As he points out, a train may not take you where you want to go now because of budget and route cuts. And Canada doesn’t have the high-speed trains — used across Europe and elsewhere — that have made the industry competitive elsewhere.
“Passenger rail is a cheaper, more efficient and more environmentally friendly way to move people,” Perl said.
But “experience has ebbed and flowed”, with the golden age of train travel now close to 100 years in the rearview mirror, thanks to public investment shifting to highways and the airline industry.
The golden age of the train dynasty
There was a time when companies were competing to see who could offer the most captivating first class experience.
In 1906, the Globe and Mail described the Muskoka Express, which carried passengers from Toronto to the cottage north of the city, as “a flying palace.”
“You were seated very nicely straight away, with linens, flowers, people smiling and taking your order in English or French and generally showing you a good time,” said Harry Gow, a passenger train advocate. with Transport Action Canada.
Local train travel was also innovative. In the early 20th century, several companies ran passenger trains between Hamilton, Toronto and surrounding small towns — and much of the infrastructure was electric, said Ryan Katz-Rosene, a University of Ottawa professor who studies rail infrastructure. and climate change.
“If we had gone more in that direction, we would be living in an alternate universe where we could have decarbonized.”
The decline of the railway empire
But instead, governments invested in highways – and the automobile became the king of travel.
As a result, passenger numbers began to decline in the 1920s. In 1920, according to statistics published in the Globe and Mail at the time, about 51 million people rode trains in Canada. Within five years, 10 million fewer people traveled annually.
People loved the freedom that came with owning a vehicle. But it was cheap gasoline after World War II that cemented the demise of passenger rail, Gow said, because people believed the car was the cheapest way to travel.

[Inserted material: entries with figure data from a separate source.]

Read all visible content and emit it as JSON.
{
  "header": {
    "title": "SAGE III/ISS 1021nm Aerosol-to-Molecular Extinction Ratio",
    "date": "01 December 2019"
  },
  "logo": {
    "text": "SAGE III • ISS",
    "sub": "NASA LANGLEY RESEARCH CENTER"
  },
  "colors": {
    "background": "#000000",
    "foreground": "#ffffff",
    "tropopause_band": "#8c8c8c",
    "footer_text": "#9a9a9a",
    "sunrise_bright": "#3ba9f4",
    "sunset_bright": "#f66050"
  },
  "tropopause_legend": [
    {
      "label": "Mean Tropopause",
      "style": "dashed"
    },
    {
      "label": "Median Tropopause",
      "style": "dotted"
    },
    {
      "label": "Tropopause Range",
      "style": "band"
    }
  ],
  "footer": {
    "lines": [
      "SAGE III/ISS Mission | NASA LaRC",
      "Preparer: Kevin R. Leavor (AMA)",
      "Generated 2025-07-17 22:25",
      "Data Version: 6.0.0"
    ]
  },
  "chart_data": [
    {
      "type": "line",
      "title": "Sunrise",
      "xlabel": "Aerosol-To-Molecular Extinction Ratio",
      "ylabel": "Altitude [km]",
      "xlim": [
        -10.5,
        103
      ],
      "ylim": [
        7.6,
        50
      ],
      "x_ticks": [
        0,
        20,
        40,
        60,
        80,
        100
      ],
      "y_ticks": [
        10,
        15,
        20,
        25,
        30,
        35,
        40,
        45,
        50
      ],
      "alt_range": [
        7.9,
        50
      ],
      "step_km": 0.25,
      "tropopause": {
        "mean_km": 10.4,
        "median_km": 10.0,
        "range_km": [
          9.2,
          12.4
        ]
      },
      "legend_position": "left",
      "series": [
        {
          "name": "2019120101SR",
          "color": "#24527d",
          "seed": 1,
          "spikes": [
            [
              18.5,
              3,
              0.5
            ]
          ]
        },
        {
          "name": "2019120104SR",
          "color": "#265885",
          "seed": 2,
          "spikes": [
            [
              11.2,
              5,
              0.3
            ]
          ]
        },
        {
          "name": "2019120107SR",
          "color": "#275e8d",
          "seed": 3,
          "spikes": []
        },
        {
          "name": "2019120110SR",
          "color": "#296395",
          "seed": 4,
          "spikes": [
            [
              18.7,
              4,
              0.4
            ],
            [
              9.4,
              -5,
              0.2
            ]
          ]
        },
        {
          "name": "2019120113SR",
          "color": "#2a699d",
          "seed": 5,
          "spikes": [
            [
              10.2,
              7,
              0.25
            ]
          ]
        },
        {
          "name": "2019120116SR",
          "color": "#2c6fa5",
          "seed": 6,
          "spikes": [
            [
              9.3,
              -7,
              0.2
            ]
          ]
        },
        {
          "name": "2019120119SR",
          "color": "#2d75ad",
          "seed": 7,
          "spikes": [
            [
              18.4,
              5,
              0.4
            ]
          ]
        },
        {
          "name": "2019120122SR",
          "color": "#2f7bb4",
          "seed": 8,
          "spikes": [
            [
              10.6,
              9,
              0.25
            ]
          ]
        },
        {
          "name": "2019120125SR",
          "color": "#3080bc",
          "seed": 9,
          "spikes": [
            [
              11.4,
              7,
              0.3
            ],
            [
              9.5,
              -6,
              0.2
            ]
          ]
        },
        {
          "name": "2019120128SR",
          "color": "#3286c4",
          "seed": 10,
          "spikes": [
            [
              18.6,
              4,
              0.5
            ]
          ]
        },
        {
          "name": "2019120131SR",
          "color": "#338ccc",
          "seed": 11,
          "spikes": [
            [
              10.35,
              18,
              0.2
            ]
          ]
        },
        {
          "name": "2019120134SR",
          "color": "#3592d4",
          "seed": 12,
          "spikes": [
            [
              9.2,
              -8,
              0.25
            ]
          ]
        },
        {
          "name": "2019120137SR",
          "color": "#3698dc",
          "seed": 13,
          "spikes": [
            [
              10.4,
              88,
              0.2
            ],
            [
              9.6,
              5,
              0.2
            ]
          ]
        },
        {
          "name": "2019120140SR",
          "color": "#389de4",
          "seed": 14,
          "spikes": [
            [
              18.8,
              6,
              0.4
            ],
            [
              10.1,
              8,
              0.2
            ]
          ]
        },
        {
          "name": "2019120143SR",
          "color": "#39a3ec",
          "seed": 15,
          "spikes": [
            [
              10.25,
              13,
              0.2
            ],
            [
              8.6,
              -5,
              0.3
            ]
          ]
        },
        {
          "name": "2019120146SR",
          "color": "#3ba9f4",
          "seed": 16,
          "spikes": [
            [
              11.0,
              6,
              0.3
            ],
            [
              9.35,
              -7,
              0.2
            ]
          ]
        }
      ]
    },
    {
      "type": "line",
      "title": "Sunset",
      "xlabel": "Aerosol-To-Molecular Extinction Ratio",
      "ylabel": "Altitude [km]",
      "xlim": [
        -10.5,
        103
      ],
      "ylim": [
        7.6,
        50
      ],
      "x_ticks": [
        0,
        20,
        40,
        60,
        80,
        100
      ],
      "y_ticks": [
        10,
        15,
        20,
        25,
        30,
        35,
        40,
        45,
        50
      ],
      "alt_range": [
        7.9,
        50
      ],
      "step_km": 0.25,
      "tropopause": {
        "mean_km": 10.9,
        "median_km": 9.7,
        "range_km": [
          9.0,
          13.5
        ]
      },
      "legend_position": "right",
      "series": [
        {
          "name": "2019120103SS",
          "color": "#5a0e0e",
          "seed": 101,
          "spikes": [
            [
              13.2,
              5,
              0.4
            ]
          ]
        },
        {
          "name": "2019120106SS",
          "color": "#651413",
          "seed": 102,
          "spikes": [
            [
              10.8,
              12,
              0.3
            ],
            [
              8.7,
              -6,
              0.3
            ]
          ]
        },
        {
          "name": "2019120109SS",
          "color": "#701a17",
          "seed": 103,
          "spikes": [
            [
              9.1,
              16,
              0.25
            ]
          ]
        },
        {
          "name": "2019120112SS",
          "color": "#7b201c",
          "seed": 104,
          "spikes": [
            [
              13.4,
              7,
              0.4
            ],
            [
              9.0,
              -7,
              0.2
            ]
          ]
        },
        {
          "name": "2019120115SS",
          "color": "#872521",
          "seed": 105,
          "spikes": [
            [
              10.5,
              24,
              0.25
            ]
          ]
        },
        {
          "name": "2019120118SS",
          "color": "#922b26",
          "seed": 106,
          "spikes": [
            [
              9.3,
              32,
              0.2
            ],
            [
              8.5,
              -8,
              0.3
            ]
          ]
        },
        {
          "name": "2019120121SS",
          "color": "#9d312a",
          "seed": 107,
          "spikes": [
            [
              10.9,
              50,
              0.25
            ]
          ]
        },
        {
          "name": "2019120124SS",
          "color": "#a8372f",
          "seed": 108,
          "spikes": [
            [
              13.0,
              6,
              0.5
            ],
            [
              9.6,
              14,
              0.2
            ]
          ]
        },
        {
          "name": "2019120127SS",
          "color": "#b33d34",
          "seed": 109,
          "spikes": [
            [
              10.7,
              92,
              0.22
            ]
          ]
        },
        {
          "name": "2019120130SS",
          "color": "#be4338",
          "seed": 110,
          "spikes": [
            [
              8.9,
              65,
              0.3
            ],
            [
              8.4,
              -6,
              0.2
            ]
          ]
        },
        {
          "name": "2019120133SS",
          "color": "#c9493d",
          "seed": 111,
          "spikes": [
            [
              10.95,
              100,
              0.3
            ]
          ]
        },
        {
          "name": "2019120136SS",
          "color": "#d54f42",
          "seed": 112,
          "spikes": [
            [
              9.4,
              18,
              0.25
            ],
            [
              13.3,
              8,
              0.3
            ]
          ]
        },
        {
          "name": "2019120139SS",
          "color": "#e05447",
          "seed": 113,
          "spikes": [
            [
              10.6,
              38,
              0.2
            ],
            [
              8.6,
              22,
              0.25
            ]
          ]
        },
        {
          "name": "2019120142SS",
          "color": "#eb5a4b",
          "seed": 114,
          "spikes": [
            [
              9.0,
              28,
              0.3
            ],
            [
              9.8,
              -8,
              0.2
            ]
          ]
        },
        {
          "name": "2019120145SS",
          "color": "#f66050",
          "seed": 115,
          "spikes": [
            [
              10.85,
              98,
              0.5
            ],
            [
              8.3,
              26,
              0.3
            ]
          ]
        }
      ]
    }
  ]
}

“Maybe they forgot the overall cost, like insurance, oil maintenance, amortization of the loan you took out to buy the car,” Gow said. “But people didn’t count that. All they counted was the cost of gas, so they thought it was cheaper than the train.”

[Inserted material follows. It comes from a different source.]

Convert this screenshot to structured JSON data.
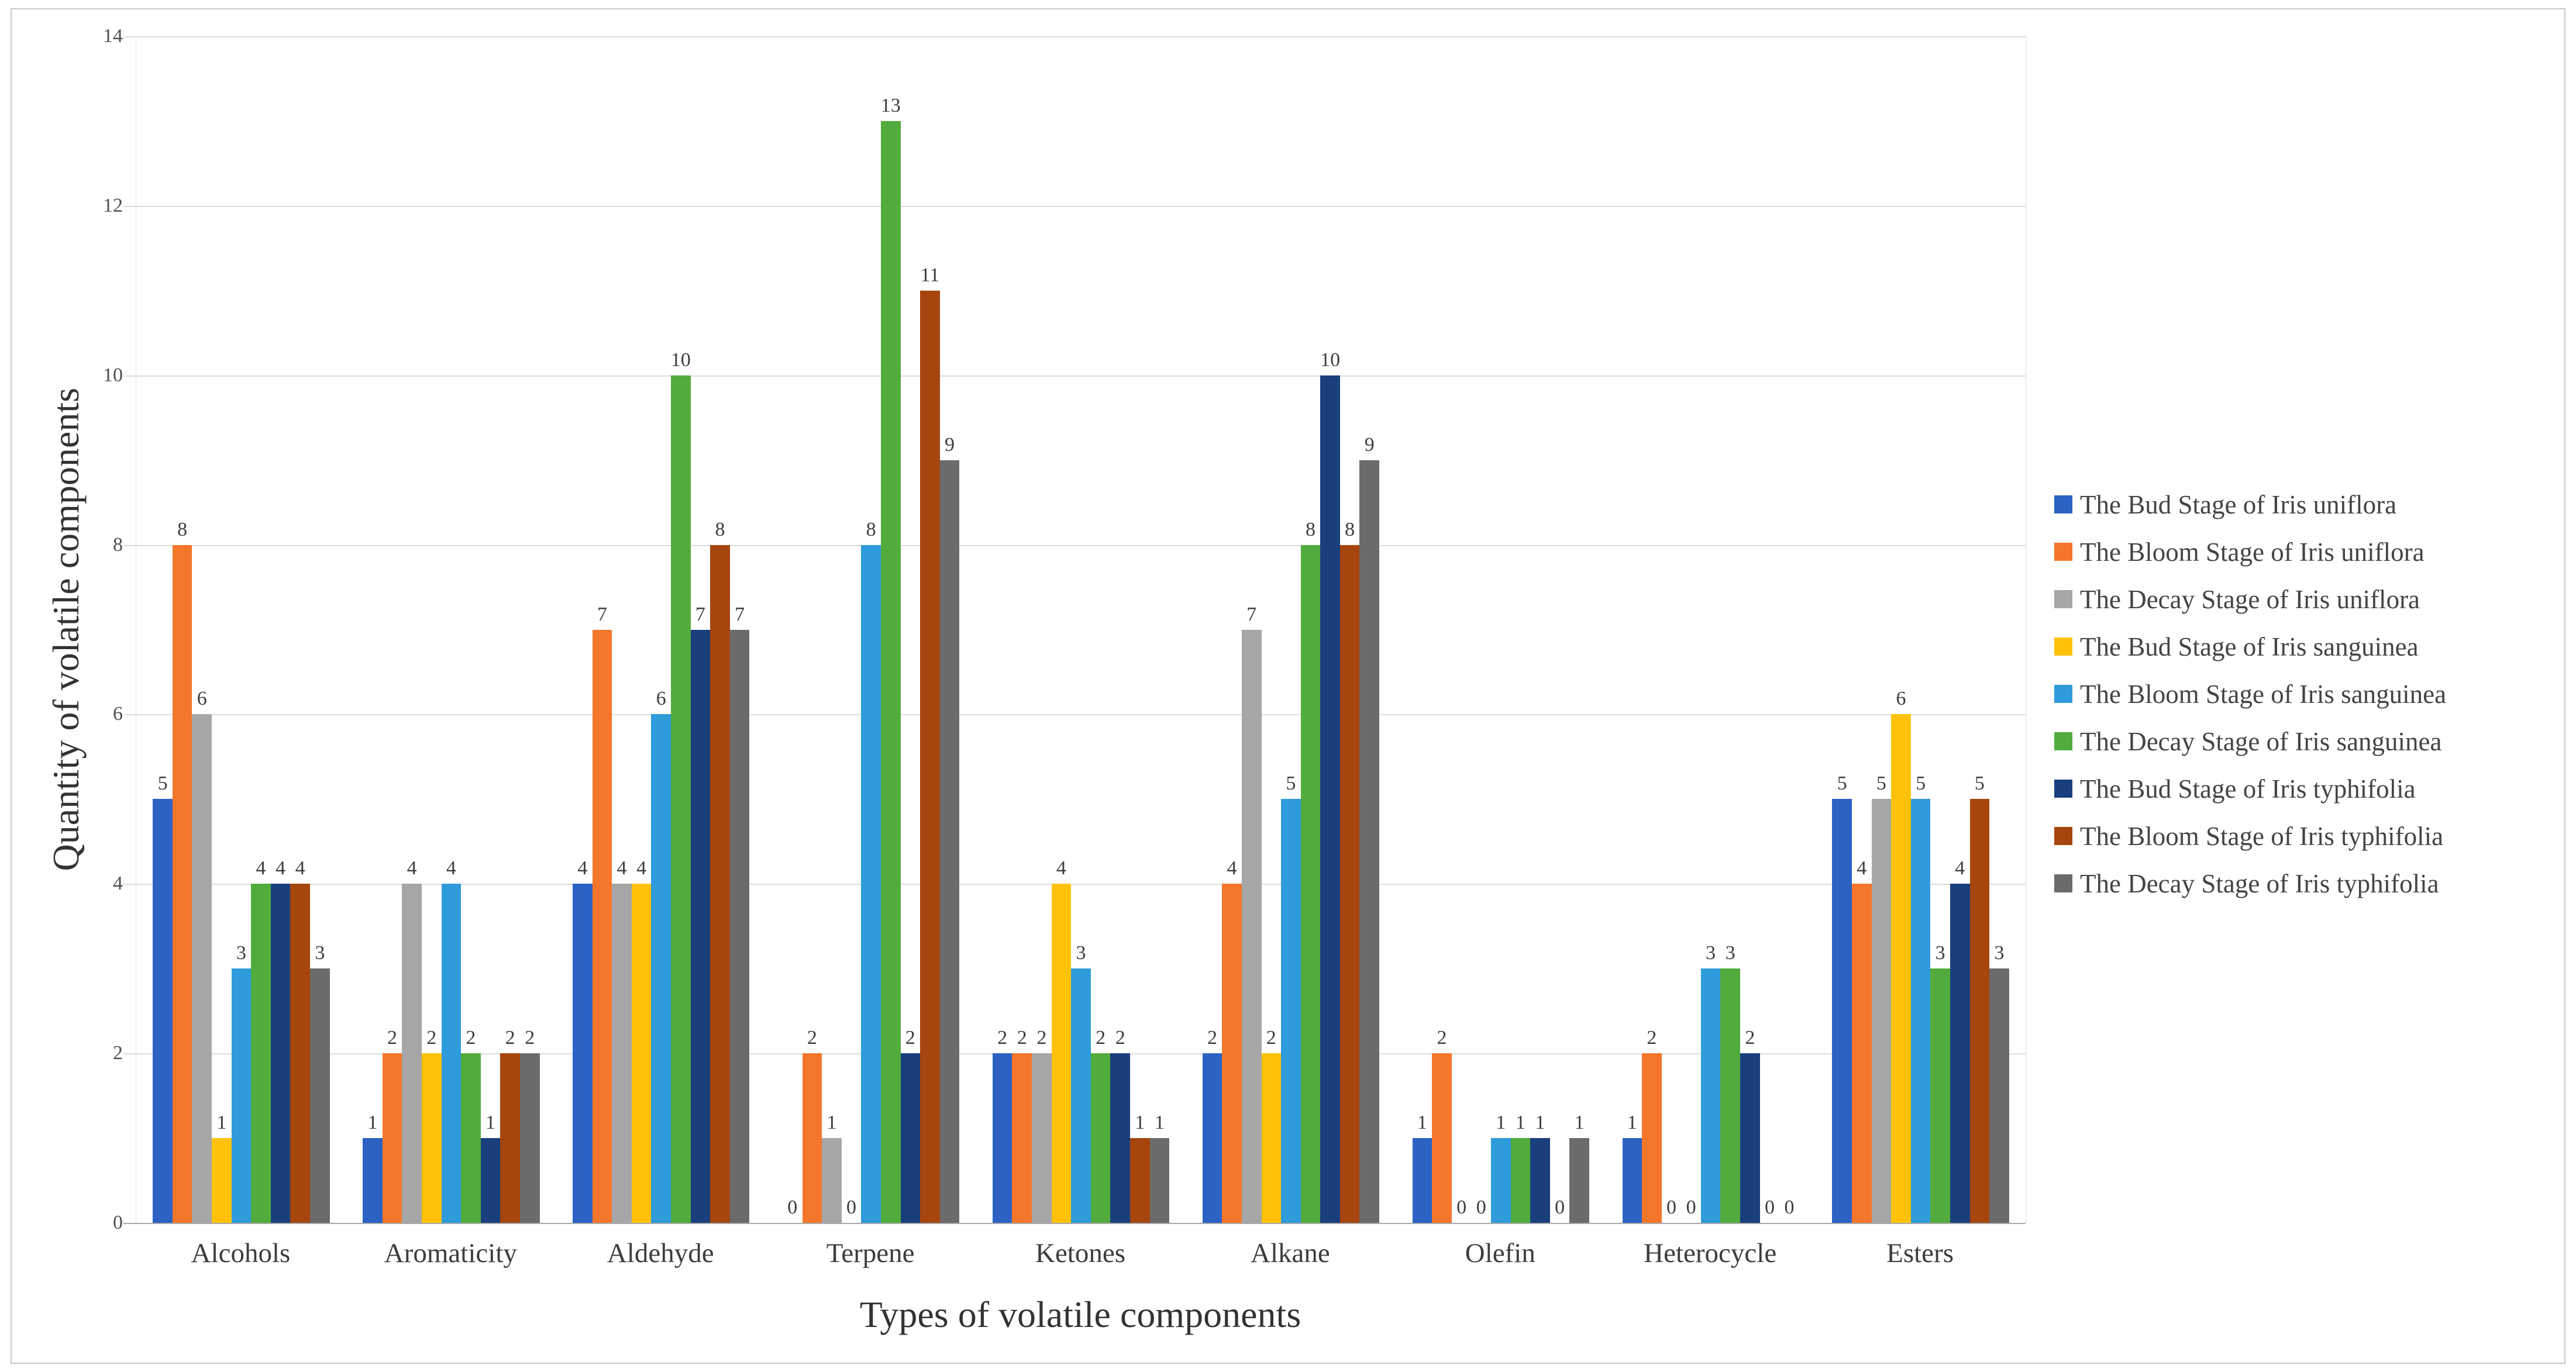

And the car had help. In 1946, the federal government created a special law to help build highways in the provinces.
However, small communities wanted passenger trains – and Via Rail was presented as the public solution.
Enter through the rail
The federal government established Via Rail as a Crown corporation in 1977.

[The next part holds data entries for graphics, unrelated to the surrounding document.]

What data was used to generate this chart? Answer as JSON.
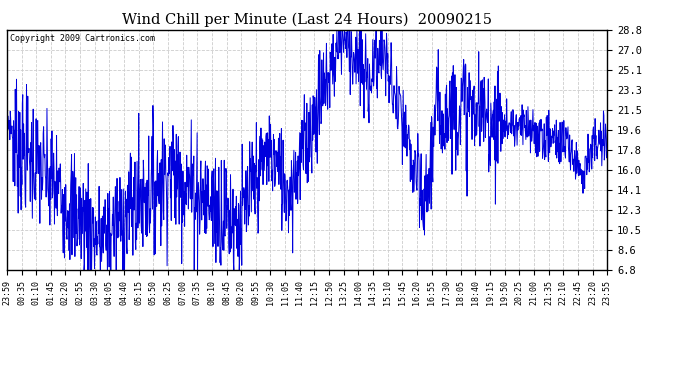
{
  "title": "Wind Chill per Minute (Last 24 Hours)  20090215",
  "copyright": "Copyright 2009 Cartronics.com",
  "line_color": "#0000dd",
  "bg_color": "#ffffff",
  "grid_color": "#cccccc",
  "ylim": [
    6.8,
    28.8
  ],
  "yticks": [
    6.8,
    8.6,
    10.5,
    12.3,
    14.1,
    16.0,
    17.8,
    19.6,
    21.5,
    23.3,
    25.1,
    27.0,
    28.8
  ],
  "xtick_labels": [
    "23:59",
    "00:35",
    "01:10",
    "01:45",
    "02:20",
    "02:55",
    "03:30",
    "04:05",
    "04:40",
    "05:15",
    "05:50",
    "06:25",
    "07:00",
    "07:35",
    "08:10",
    "08:45",
    "09:20",
    "09:55",
    "10:30",
    "11:05",
    "11:40",
    "12:15",
    "12:50",
    "13:25",
    "14:00",
    "14:35",
    "15:10",
    "15:45",
    "16:20",
    "16:55",
    "17:30",
    "18:05",
    "18:40",
    "19:15",
    "19:50",
    "20:25",
    "21:00",
    "21:35",
    "22:10",
    "22:45",
    "23:20",
    "23:55"
  ],
  "num_points": 1440,
  "figwidth": 6.9,
  "figheight": 3.75,
  "dpi": 100
}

Before long, both the Liberal and Conservative governments made cuts to the railway company. In 1989, federal transport minister Benoît Bouchard announced about $1 billion in Via cuts over five years, which translated into road cuts across the country.
And although some politicians supported the idea of rail service in the late 1990s and early 2000s, sentiment was not widespread, said David Collenette, the Liberal transport minister from 1997 to 2003.
“You’ve had a mentality … to say, ‘Oh well, people are going to drive and people are going to fly. So you can shut down that service. You can shut down that road,'” he said. And unfortunately, we’re now playing catch up.”
Although Collenette pushed for Ottawa to invest hundreds of millions in Via during his tenure, he said it all went into maintenance and repairs — and nothing was done to improve services.
The 1995 privatization of CN Rail, once a Crown corporation, didn’t help either after it bought the trains and tracks, effectively creating a monopoly since Via must pay to use the rail line, Perl said.
It’s one reason why Via trains can be delayed – the company’s trains are sitting on the tracks waiting to be delivered to CN. And it shows: the corporation’s on-time performance was 72 percent in 2021.
Is there any hope for Canadian trains?
Shoshanna Saxe says passenger train service is a critical piece of infrastructure for Canada, but reviving it will take time and funding.
“Good train travel can transport many people over short and long distances quickly, affordably, comfortably, with very little pollution,” said Saxe, an associate professor at the University of Toronto and the Canada Research Chair in Sustainable Infrastructure.
But her future is by no means guaranteed, she said.
“You can always change directions, but it’s like changing a big ship — if there’s too much momentum in one direction, it’s difficult,” Saxe said. “We’re not going to build a European-quality train system in a year, but the only way to fix the problem is to start fixing it.”